Sure, you bought a USA jersey and all your hipster friends are talking about tactics, ball control and midfield strikers.

ESPN's networks are enjoying stellar World Cup ratings. And the BBC says “the U.S. has emerged as the pre-eminent English-speaking football nation at this World Cup.”

Not to side with Ann Coulter, but she's right about one thing: America will never, ever be a soccer-loving nation:
Coulter suggests that any growing interest in soccer is the result of the so-called “browning of America” – the influence of Latino immigration on our culture – and that this interest in futbol is also “a sign of the nation's moral decay.”

(This is how the extreme right-wing dishes out its racism these days – very cleverly.) 

The problem for Coulter's argument is that the opposite, in fact, is the case: When immigrants come to America, history as proven time and again that their cultures get bleached and their children adopt U.S. customs. (Gangs, for example, are an American phenomenon.)

I'm the case in point: The U.S.-born son of a soccer-loving Mexican man, I couldn't care less about the sport. Today's World Cup-obsessing immigrants are likely to get stuck with kids like me. Just as they shed their parents' Spanish, they'll come to view soccer as somewhat weird and foreign. Which it is.

Because, let's face it. The stereotypes about soccer – the yawn-inducing 0-0 games, the obscure strategies and fouls, the absence of a warrior spirit – are all true. America loves action. And it loves the taste of blood. This nation was born through violence, and it loves its guns: Give us NFL clashes, NASCAR crashes and UFC bashes and we're good.

But the biggest reason we will never be a soccer nation is more complicated than that:

America likes to be No. 1, and we'll do anything, including stacking the deck and rewriting history, to maintain the assertion that we are the best, if only in our own minds. 

This land was rightfully conquered (not stolen), our wars were won or at least not lost (Vietnam, anyone?), our Major League Baseball ends with a world champion (!), our football ends in the Super Bowl, and our Olympic medal counts are manipulated to show that we, of course, are on top.
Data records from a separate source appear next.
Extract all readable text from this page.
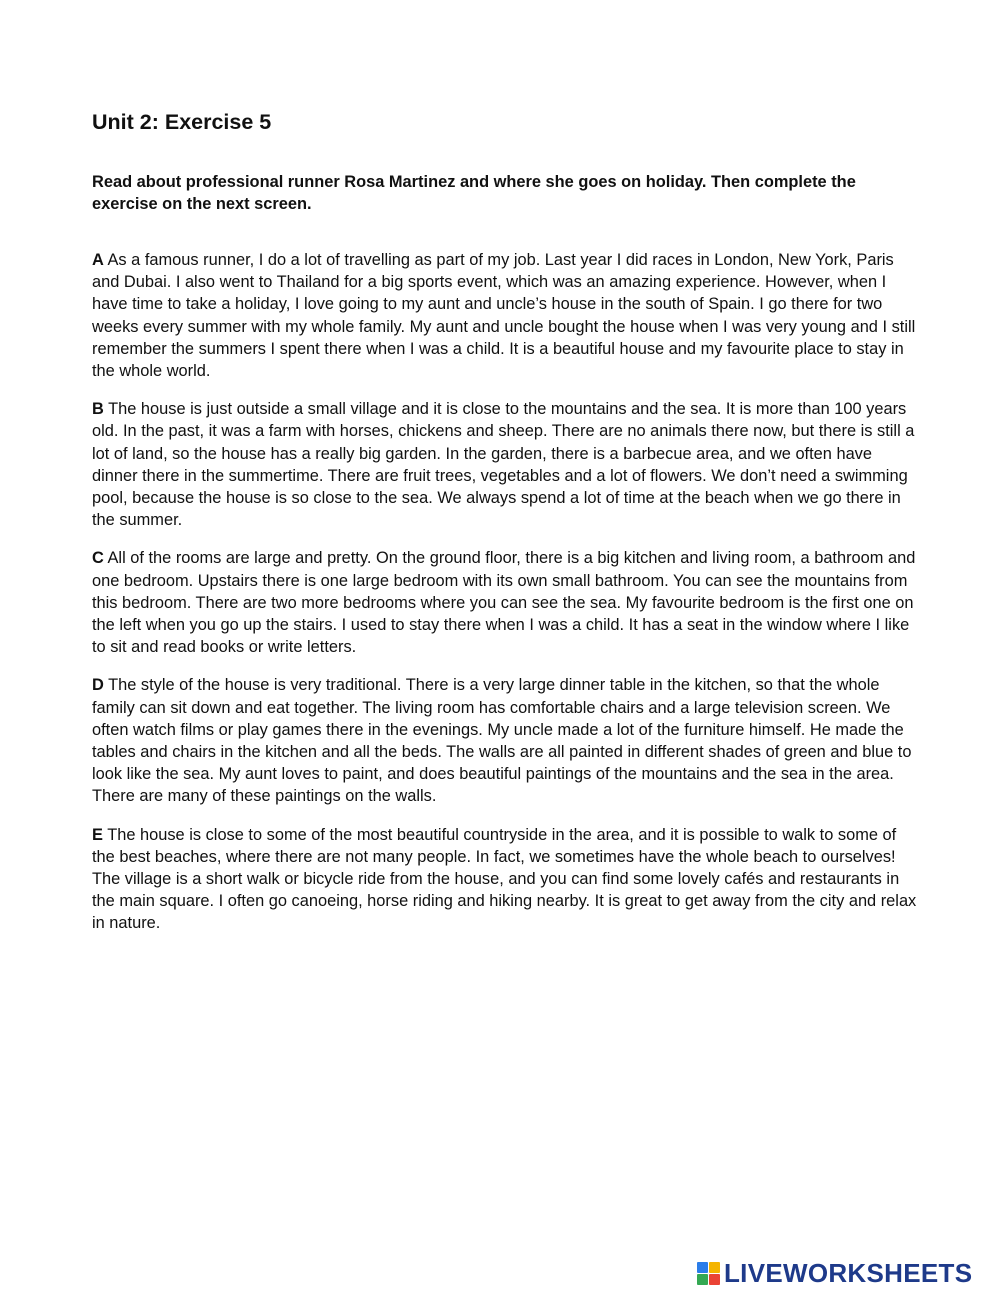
Unit 2: Exercise 5

Read about professional runner Rosa Martinez and where she goes on holiday. Then complete the exercise on the next screen.

A As a famous runner, I do a lot of travelling as part of my job. Last year I did races in London, New York, Paris and Dubai. I also went to Thailand for a big sports event, which was an amazing experience. However, when I have time to take a holiday, I love going to my aunt and uncle’s house in the south of Spain. I go there for two weeks every summer with my whole family. My aunt and uncle bought the house when I was very young and I still remember the summers I spent there when I was a child. It is a beautiful house and my favourite place to stay in the whole world.

B The house is just outside a small village and it is close to the mountains and the sea. It is more than 100 years old. In the past, it was a farm with horses, chickens and sheep. There are no animals there now, but there is still a lot of land, so the house has a really big garden. In the garden, there is a barbecue area, and we often have dinner there in the summertime. There are fruit trees, vegetables and a lot of flowers. We don’t need a swimming pool, because the house is so close to the sea. We always spend a lot of time at the beach when we go there in the summer.

C All of the rooms are large and pretty. On the ground floor, there is a big kitchen and living room, a bathroom and one bedroom. Upstairs there is one large bedroom with its own small bathroom. You can see the mountains from this bedroom. There are two more bedrooms where you can see the sea. My favourite bedroom is the first one on the left when you go up the stairs. I used to stay there when I was a child. It has a seat in the window where I like to sit and read books or write letters.

D The style of the house is very traditional. There is a very large dinner table in the kitchen, so that the whole family can sit down and eat together. The living room has comfortable chairs and a large television screen. We often watch films or play games there in the evenings. My uncle made a lot of the furniture himself. He made the tables and chairs in the kitchen and all the beds. The walls are all painted in different shades of green and blue to look like the sea. My aunt loves to paint, and does beautiful paintings of the mountains and the sea in the area. There are many of these paintings on the walls.

E The house is close to some of the most beautiful countryside in the area, and it is possible to walk to some of the best beaches, where there are not many people. In fact, we sometimes have the whole beach to ourselves! The village is a short walk or bicycle ride from the house, and you can find some lovely cafés and restaurants in the main square. I often go canoeing, horse riding and hiking nearby. It is great to get away from the city and relax in nature.

LIVEWORKSHEETS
Never mind that the rest of the world doesn't see any of this our way.

Our top sports are fairly indigenous, too: Baseball and football have their Anglo influences, sure. Basketball bears resemblance to a sport played in Mexico for hundreds of years. But all are now distinctly American. (That's how we get to declare our winning team the world champion.) Even NASCAR takes the perfectly good sport of auto racing and Americanizes it by having rednecks go in circles and crash into each other. 

If there were some way to get more blood out of soccer, and to up the scoring, it might have a chance.
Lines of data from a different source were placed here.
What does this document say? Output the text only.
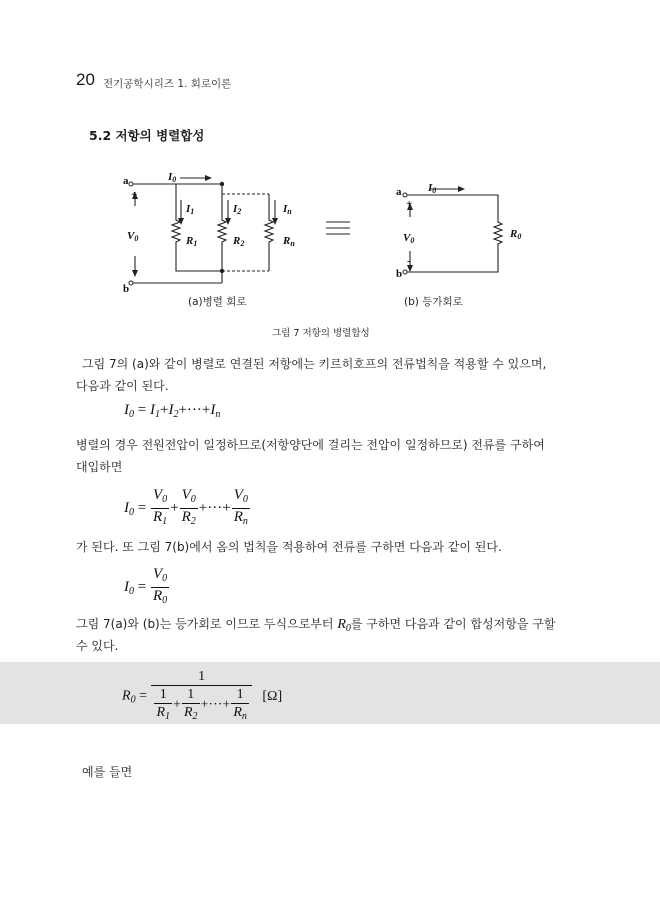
20 전기공학시리즈 1. 회로이론
5.2 저항의 병렬합성
a
b
I0
+
V0
-
I1	I2	In
R1	R2	Rn
a
b
I0
+
V0
-
R0
(a)병렬 회로	(b) 등가회로
그림 7 저항의 병렬합성
그림 7의 (a)와 같이 병렬로 연결된 저항에는 키르히호프의 전류법칙을 적용할 수 있으며,
다음과 같이 된다.
$I_0 = I_1+I_2+\cdot\cdot\cdot+I_n$
병렬의 경우 전원전압이 일정하므로(저항양단에 걸리는 전압이 일정하므로) 전류를 구하여
대입하면
$I_0 = \frac{V_0}{R_1} + \frac{V_0}{R_2}$ +···+ $\frac{V_0}{R_n}$
가 된다. 또 그림 7(b)에서 옴의 법칙을 적용하여 전류를 구하면 다음과 같이 된다.
$I_0 = \frac{V_0}{R_0}$
그림 7(a)와 (b)는 등가회로 이므로 두식으로부터 $R_0$를 구하면 다음과 같이 합성저항을 구할
수 있다.
$R_0 = \frac{1}{\frac{1}{R_1} + \frac{1}{R_2} +\cdot\cdot\cdot+ \frac{1}{R_n}} [\Omega]$
예를 들면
But even then, there's a big problem: We are not the best at soccer. And since FIFA is a global organization, it would be hard for us to manipulate this game in our favor. For example, any attempt to declare a “world champion” soccer team in the United States based only on domestic play would, of course, be laughable.



But all these Latino immigrants will someday give team USA a World Cup-winning squad, right?

Here's a question: When's the last time Mexico won the cup? Yeah.

How do we become invested in a sport where we really have no chance? We don't. Other nations with cultures more resilient than ours have no problem rooting enthusiastically for teams that couldn't win a high school match. But for America, it's all or nothing.

We at least try to pick fights we can win.

And there's isn't much chance we'll grow on soccer, either.

Sure, there's talk of the millennial generation diving in, perhaps because they're the children of those soccer moms we hear so much about.


Every American kid since the 1970s played soccer when they were little. It's the easiest sport to adopt: You run, you kick, you get exercise even if you suck. But that doesn't translate into becoming an adult soccer fan. Sorry, it just doesn't – or we would have seen soccer conquer America long before the millennials came of age.

Echo Park hipsters wearing Brasil jerseys? Puleeze. It's a fad, like everything else Echo Park hipsters do. Those jerseys, along with over-sized Ray-Bans, will be gracing local landfills in no time.

And the ratings are huge, you say? 

ESPN networks drew almost 11 million viewers for USA vs. Germany. Univision had more than 3 million. That's 14 million or so American soccer watchers – for one of America's best showings in modern World Cup competition. 

An average NFL game, which draws its audience mainly from the two cities involved? About 20 million.

Soccer's conquest of America, just like the so-called reconquista of the Southwest by people with names like mine, is sorely overrated. Sorry to disappoint you, Ann Coulter. But at least you'll sleep well.